There isn't any place for you to hide or escape it,
So who's the wine for?  We're all drunk to the gills!


the mantra that says:

He's at it again!  Over and over!  What about woodcutters' songs and fishermen's chanteys?  Where do they come in?  And what about warbling thrushes and twittering swallows?  Don't enter the waves and pick bubbles from the surf!

These weed-choked fields with their seven-word furrows
And the castles of verbiage in lines of five
Weren't meant for the eyes of flinty old priests, I wrote only
To help you brothers, cold and hungry in your huts;
For unless you find the Way, and transform your self,
You stay trapped and entangled down a bottomless pit.

And don't try to tell me my poems are too hard -
Face it, the problem is your own Eyeless state.
When you come to a word you don't understand, quick
Bite it at once! Chew it right to the pith!
Once you're soaked to the bone with death's cold sweat,
All the koan Zen has are yanked up, root and stem.

With toil and trouble, I too once glimpsed the Edge -
Smashed the Scale that works with a blind arm;
When that Tool of Unknowing is shattered for good,
You fill with the fierceness and courage of lions.
Zen is blessed with the power to bring this about,
Why not use it to bore through to Perfect Integrity?
People these days turn away as if it were dirt,
Who is there to carry on the life-thread of Wisdom?

Don't think I'm an old man who just likes to make poems,
My motive is one: to rouse men of talent wherever they are.
The superior will know at a glance where the arrow flies.
The mediocre will just prattle about the rhythm and rhyme.

Ssu-ma of the Sung was a true prince among men,
What a shame that eyes of such worth remained unopened!
Whenever he read difficult "hard-to-pass" koan,
He said they were riddles made to vex young monks;
For the gravest crimes man is sure to feel repentance -
Slander of the Dharma is no minor offence!
Crowds of these miscreants are at large in the world,
The Zen landscape is barren beyond belief.
If you have grasped the Mind of the Buddha-patriarchs
How could you possibly be blind to their words?
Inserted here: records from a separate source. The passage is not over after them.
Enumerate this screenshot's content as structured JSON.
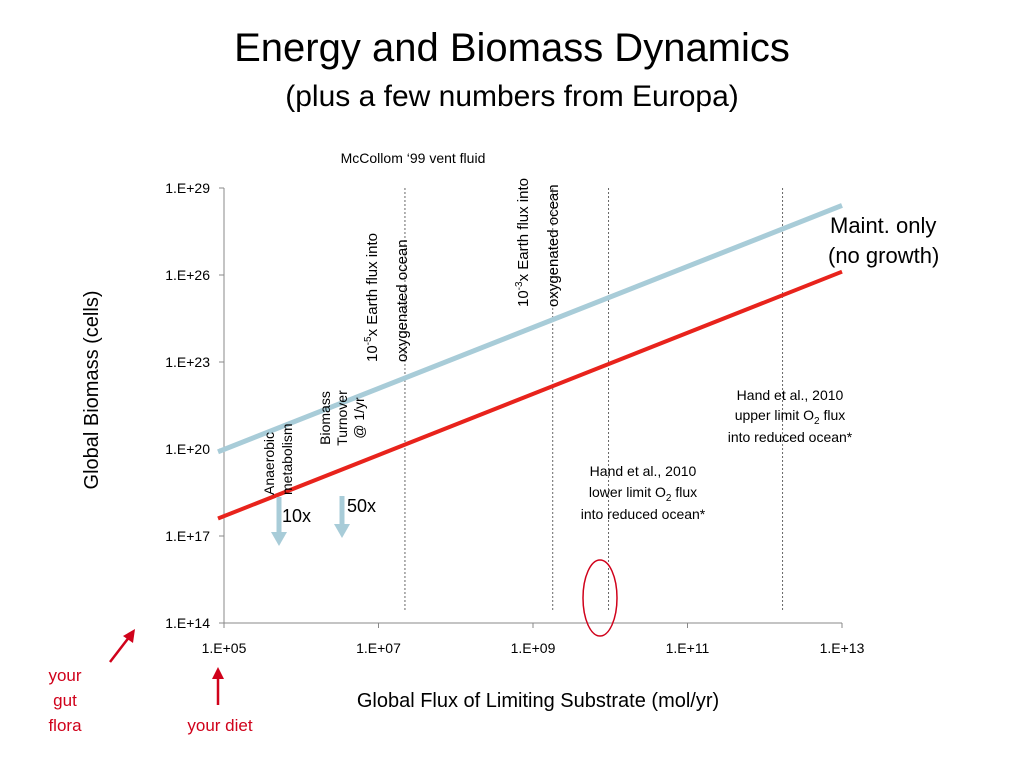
{
  "slide": {
    "title": "Energy and Biomass Dynamics",
    "subtitle": "(plus a few numbers from Europa)"
  },
  "chart_data": {
    "type": "line",
    "xlabel": "Global Flux of Limiting Substrate (mol/yr)",
    "ylabel": "Global Biomass (cells)",
    "x_scale": "log",
    "y_scale": "log",
    "xlim": [
      100000,
      10000000000000
    ],
    "ylim": [
      100000000000000,
      100000000000000000000000000000
    ],
    "x_ticks": [
      100000,
      10000000,
      1000000000,
      100000000000,
      10000000000000
    ],
    "x_tick_labels": [
      "1.E+05",
      "1.E+07",
      "1.E+09",
      "1.E+11",
      "1.E+13"
    ],
    "y_ticks": [
      100000000000000,
      100000000000000000,
      100000000000000000000,
      100000000000000000000000,
      100000000000000000000000000,
      100000000000000000000000000000
    ],
    "y_tick_labels": [
      "1.E+14",
      "1.E+17",
      "1.E+20",
      "1.E+23",
      "1.E+26",
      "1.E+29"
    ],
    "grid": false,
    "series": [
      {
        "name": "",
        "color": "#a8ccd8",
        "points": [
          [
            100000,
            8e+19
          ],
          [
            10000000000000,
            2.5e+28
          ]
        ]
      },
      {
        "name": "",
        "color": "#e8231c",
        "points": [
          [
            100000,
            4e+17
          ],
          [
            10000000000000,
            1.3e+26
          ]
        ]
      }
    ],
    "reference_lines": [
      {
        "id": "mccollom",
        "x": 22000000
      },
      {
        "id": "europa-1e3",
        "x": 1800000000
      },
      {
        "id": "hand-lower",
        "x": 9500000000
      },
      {
        "id": "hand-upper",
        "x": 1700000000000
      }
    ],
    "annotations": {
      "mccollom": "McCollom ‘99 vent fluid",
      "flux_1e5": {
        "line1_pre": "10",
        "line1_sup": "-5",
        "line1_post": "x Earth flux into",
        "line2": "oxygenated  ocean"
      },
      "flux_1e3": {
        "line1_pre": "10",
        "line1_sup": "-3",
        "line1_post": "x Earth flux into",
        "line2": "oxygenated  ocean"
      },
      "maint_line1": "Maint. only",
      "maint_line2": "(no growth)",
      "anaerobic_line1": "Anaerobic",
      "anaerobic_line2": "metabolism",
      "turnover_line1": "Biomass",
      "turnover_line2": "Turnover",
      "turnover_line3": "@ 1/yr",
      "factor_10x": "10x",
      "factor_50x": "50x",
      "hand_upper": {
        "line1": "Hand et al., 2010",
        "line2_pre": "upper limit O",
        "line2_sub": "2",
        "line2_post": " flux",
        "line3": "into reduced ocean*"
      },
      "hand_lower": {
        "line1": "Hand et al., 2010",
        "line2_pre": "lower limit O",
        "line2_sub": "2",
        "line2_post": " flux",
        "line3": "into reduced ocean*"
      },
      "gut_line1": "your",
      "gut_line2": "gut",
      "gut_line3": "flora",
      "diet": "your diet"
    },
    "colors": {
      "maint_line": "#a8ccd8",
      "growth_line": "#e8231c",
      "annotation_red": "#d0021b",
      "arrow_blue": "#a8ccd8"
    }
  }
}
Gate, Gate, Paragate, Parasamgate, Bodhi, Svaha! 

The superior person is easy to serve, yet hard to please.  A falling shred of mist flies together with a lone white gull; the autumn waters are a single colour with the far autumn sky. A rain squall sweeps the sky from the hamlet in the south to the hamlet in the north. A new wife carries boxes of lunch to her mother-in-law in the fields; grandchild is fed with morsels from grandfather's mouth.

Now, in mid-winter, the first year of Enkyo,
Students of mine got together and had these words
Carved on wood; each character cost them ten cents,
And there are over two thousand in all! They wanted
To preserve these dream-babblings of mine;
For them I've added this last verse,
A tribute of thanks for their kindness.

The verses finished, I clasp my hands in prayer:
Though empty space should cease, my vow will never end. 
Any merit this praising of wisdom may bring me, I transfer
To others, to turn them to the realm of Suchness;
Trusting my life to all Buddhas, past, present and future
And to the Patriarch and Sages in all directions,
To every Deva, Naga, and Demon guarding the Law,
And every god of this Land of the Rising Sun.
I pray all the brethren living with me here,
Their Way-minds steadfast and diamond-hard,
Will move beyond the profound barrier, passing through,
And with the Gem of the Precepts ever perfect and clear
Sweep all vexing delusive demons clean out of existence,
And without rest benefit the vast suffering multitudes.